Texto de Sofia Escária
Mestrado em Economia Monetária e Financeira no ISEG
Os últimos anos têm sido marcados pelo agravar dos desafios que o mundo enfrenta e pelo reforço do processo que alguns apelidam de “desglobalização”. Por um lado, acumulam-se os prejuízos de foro ambiental e económico, estabelecem-se movimentos de fragmentação como: o Brexit, a ascensão generalizada de partidos populistas, a sublevação de regimes autoritários na Europa de Leste, o agudizar das relações entre as grandes potências e a adoção de medidas protecionistas e de guerra comercial.
Por outro, abafam-se iniciativas de independência e autodeterminação. Ignora-se a violação de direitos humanos e o atentado contra a dignidade da pessoa humana, permitem-se as atrocidades cometidas em tantos países contra minorias étnicas, religiosas e a comunidade LGBTQI+.
Em certos Estados, a violência doméstica não constitui um crime, mantém-se o estímulo ao casamento infantil, à mutilação genital feminina, às restrições de amamentação ou a continuação da prática de defecação pública. Não existe acesso à água potável nem saneamento básico, escasseiam os bens alimentares e a satisfação de necessidades primárias.
Tantos são os povos devastados pela fome, pela pobreza e pela guerra, enquanto que, para aqueles que se julgam desenvolvidos, se acentuam incompreensivelmente as desigualdades e o acesso a oportunidades.
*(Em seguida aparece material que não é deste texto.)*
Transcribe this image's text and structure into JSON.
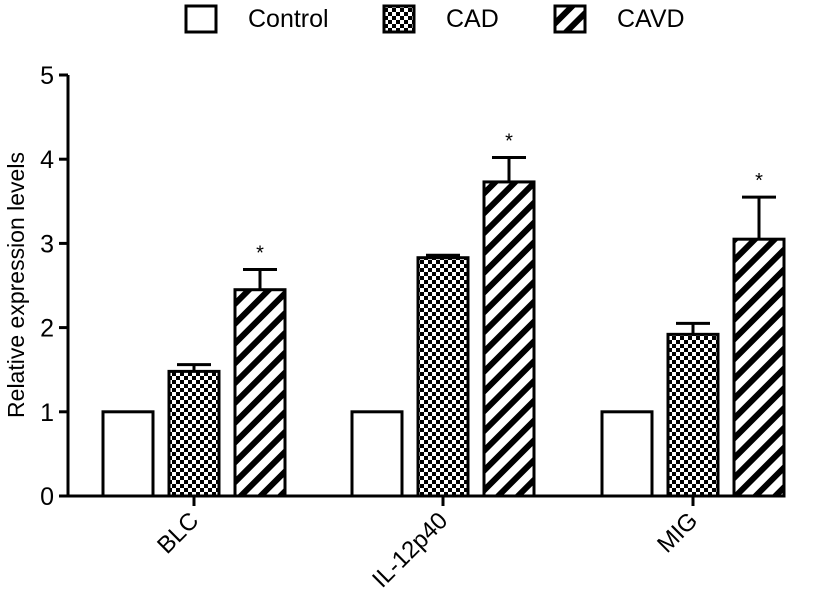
{
  "chart_data": {
    "type": "bar",
    "title": "",
    "xlabel": "",
    "ylabel": "Relative expression levels",
    "ylim": [
      0,
      5
    ],
    "yticks": [
      "0",
      "1",
      "2",
      "3",
      "4",
      "5"
    ],
    "categories": [
      "BLC",
      "IL-12p40",
      "MIG"
    ],
    "series": [
      {
        "name": "Control",
        "pattern": "open",
        "values": [
          1,
          1,
          1
        ],
        "errors": [
          0,
          0,
          0
        ],
        "sig": [
          "",
          "",
          ""
        ]
      },
      {
        "name": "CAD",
        "pattern": "checker",
        "values": [
          1.48,
          2.83,
          1.92
        ],
        "errors": [
          0.08,
          0.03,
          0.13
        ],
        "sig": [
          "",
          "",
          ""
        ]
      },
      {
        "name": "CAVD",
        "pattern": "diagonal",
        "values": [
          2.45,
          3.73,
          3.05
        ],
        "errors": [
          0.24,
          0.29,
          0.5
        ],
        "sig": [
          "*",
          "*",
          "*"
        ]
      }
    ],
    "legend_position": "top-center",
    "grid": false,
    "colors": {
      "stroke": "#000000",
      "fill": "#ffffff"
    }
  }
}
Mas principalmente a intolerância, o racismo e a xenofobia, o direito, a emancipação, o direito à manifestação e a liberdade de expressão.
Tive oportunidade de abordar no passado a intrusão alarmante da República Popular da China em Hong Kong. Ao longo dos últimos meses, novos relatos surgiram acerca de encarceramentos em massa, penas de prisão e punições. Chegaram-nos mais provas da existência de verdadeiros Campos Concentração na região de Xinjiang, que servem para “educar a comunidade local”, formá-los à luz da doutrina, da ideologia e do mandarim, segundo alega a sua administração.
Como revela o Australian Strategic Policy Institute (ASPI), existem cerca de 380 campos de concentração, mais de 61 em expansão ou construção desde julho de 2019. Cerca de 50% destas infraestruturas, cuja intervenção está em curso, possuem o nível mais elevado de segurança, o que induz o incremento de módulos prisionais na área.
Face às acusações de que foi alvo, o Governo desmentiu a informação divulgada e omitiu o motivo de detenção ou o fator que lhes é comum – a religião muçulmana, dissimulando os trabalhos forçados sob pretexto de “vocação e capacitação laboral”, bem como a violência e tortura, a precariedade de condições e os abusos constantes que são relatados pelos sobreviventes.
Possuir um Alcorão ou dispensar carne de porco constitui um delito. Decorre, desde 2017, uma campanha sistemática de reescrita da herança e património cultural da Região Autónoma Uigur, através da alteração e reconstrução de mosteiros, monumentos e outros locais religiosos e culturais sagrados para a população. Este genuíno genocídio cultural e identitário parece passar despercebido, impune e incólume.
Debatem-se os contrastes entre a extrema direita e a extrema esquerda, a ideologia e os princípios que as distinguem, como se da discussão pudesse resultar uma conclusão acerca da que é menos má. Todos os extremos são, por premissa, errados e devem ser condenáveis. Para esse efeito, não podem ser normalizados os preconceitos, os estigmas e a opressão, nem legitimada qualquer conduta que contribua para a sua prevalência. Os erros do passado foram claramente esquecidos, são atribuídos à História, como se dela não fizéssemos parte. Impera refletir, denunciar e agir, sob pena de comprometermos definitivamente o pouco que nos resta de humanidade.